If he was going to do anything, he had to do it quickly. As the citizens drew closer, they cut him off from the far corner of the square and the oil-merchant’s shop. Moustache’s four remaining warriors were advancing, too, their blades shining, but the nearer two were the greatest threat for now. He could not afford to let himself be distracted by what might come next.

With a snap of his wrist he flicked the blood from his blade before it trickled down to his hand and affected his grip. Scarlet drops spattered the ground like paint and behind him one of the nuns moaned, ‘Blessed Mother!’ in a gulping voice that sounded as if she was about to be sick.

‘Be ready to run, Sisters,’ Gair said, still not taking his eyes off the two men approaching.

Flexing his fingers on the
qatan
’s long hilt, he tried to remember everything N’ril had taught him.
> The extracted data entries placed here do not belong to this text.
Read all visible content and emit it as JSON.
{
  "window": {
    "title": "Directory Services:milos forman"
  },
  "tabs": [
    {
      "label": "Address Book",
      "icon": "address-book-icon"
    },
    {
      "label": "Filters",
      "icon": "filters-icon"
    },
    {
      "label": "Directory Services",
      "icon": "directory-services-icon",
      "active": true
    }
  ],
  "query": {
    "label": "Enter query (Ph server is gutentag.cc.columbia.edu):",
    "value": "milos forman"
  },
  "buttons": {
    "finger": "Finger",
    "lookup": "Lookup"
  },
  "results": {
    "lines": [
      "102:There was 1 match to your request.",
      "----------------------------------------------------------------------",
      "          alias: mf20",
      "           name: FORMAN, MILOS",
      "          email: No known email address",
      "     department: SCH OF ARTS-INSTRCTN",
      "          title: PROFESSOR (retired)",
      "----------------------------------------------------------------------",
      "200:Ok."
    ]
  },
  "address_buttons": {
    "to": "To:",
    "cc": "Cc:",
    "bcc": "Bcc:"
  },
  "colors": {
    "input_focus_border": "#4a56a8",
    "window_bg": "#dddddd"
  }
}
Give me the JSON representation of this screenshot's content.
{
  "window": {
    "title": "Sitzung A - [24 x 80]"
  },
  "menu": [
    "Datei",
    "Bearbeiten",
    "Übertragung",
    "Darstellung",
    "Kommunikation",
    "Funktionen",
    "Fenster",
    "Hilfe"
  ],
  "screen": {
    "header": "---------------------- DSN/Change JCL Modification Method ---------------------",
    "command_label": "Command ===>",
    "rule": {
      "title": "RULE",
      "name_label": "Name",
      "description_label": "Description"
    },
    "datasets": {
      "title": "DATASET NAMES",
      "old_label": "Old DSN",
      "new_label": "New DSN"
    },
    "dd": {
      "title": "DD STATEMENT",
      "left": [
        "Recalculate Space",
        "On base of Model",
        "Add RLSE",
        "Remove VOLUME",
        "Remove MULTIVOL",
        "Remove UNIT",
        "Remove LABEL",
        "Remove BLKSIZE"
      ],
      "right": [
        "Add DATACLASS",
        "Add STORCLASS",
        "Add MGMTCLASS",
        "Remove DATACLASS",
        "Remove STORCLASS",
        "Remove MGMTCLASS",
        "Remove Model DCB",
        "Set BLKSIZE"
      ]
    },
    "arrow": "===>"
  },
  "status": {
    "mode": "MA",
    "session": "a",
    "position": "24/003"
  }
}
Though he’d spent the last decade with a sword in his hand, he was accustomed to a heavier weapon and a school of combat that bore more resemblance to hewing wood than to the supple-wristed, slash-and-gone desert style. It would take more than a couple of crowded hours in N’ril’s rooftop garden to make him as fluent as the men he faced.

Something struck him hard on the point of his left shoulder. He shied from the blow, and it took him a beat to recognise the object as a stone. In that moment’s distraction, the two yellow-sashed warriors darted in.
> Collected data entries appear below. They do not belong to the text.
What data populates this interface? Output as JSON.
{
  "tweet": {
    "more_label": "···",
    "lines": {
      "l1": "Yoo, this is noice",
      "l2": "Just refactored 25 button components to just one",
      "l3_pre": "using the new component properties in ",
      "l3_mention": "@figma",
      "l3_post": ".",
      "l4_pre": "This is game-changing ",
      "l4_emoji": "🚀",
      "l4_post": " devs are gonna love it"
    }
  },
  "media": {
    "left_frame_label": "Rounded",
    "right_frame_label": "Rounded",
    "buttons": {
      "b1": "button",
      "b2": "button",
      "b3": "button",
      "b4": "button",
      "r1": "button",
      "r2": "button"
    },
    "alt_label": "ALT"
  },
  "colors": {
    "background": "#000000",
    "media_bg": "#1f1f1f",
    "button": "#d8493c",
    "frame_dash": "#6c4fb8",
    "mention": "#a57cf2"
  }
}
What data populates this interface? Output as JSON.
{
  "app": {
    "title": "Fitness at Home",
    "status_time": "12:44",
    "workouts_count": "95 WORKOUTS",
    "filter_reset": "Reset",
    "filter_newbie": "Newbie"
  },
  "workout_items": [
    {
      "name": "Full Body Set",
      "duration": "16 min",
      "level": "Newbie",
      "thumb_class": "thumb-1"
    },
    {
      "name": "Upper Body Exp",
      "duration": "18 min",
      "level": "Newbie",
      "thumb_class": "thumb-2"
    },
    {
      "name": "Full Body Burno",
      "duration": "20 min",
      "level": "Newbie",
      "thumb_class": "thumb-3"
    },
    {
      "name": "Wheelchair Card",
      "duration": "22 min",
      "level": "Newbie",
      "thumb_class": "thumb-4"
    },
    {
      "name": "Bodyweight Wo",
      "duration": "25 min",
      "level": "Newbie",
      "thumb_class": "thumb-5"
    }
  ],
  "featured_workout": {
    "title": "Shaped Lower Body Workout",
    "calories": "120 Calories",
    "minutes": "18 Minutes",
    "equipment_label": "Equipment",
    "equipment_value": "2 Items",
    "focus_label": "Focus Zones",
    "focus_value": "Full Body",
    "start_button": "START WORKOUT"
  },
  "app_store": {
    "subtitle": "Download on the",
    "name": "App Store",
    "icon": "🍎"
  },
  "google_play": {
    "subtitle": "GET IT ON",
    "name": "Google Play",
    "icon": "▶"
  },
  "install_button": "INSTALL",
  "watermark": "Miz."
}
Gair gave Shahe his heels. She leapt forward and he swept his left arm up and across his body in a shield of the Song as if wrapping himself in a cloak, then pushed it out ahead of him. One of the Gimraelis ran into a wall of solid air and tumbled onto his backside right underneath the hooves of the charging
sulqa
. The other reeled sideways from the impact but recovered quickly, blade coming up to meet Gair’s. Steel shrieked on steel, then Shahe was through.

A twitch of the reins brought her around again, almost in her own length, her shoes slipping on the dusty cobbles. The man on the ground was no threat, curled in a foetal arc clutching at his belly, but the other fellow was circling to follow Shahe, his blade at the guard. Gair flexed his tingling hand and kept the mare moving. If he stood still, he and the nuns would die.

More stones flew and thudded off his shield. Shahe grunted and jinked sideways when one got through and hit her on her unprotected flank; another struck Gair’s back to one side of his spine and twisted him about, swearing in pain. Like the tide up the beach, the gathering crowd surged towards him.

Blow after blow jolted his shield. Stones, cudgels, he hadn’t time to see what they were. His attention was on the yellow-sashed swordsman doing his best to gut him. Burning pain and a tell-tale wetness on his side said his wound had burst at least one more stitch but he kept slashing and thrusting at anyone who came close enough.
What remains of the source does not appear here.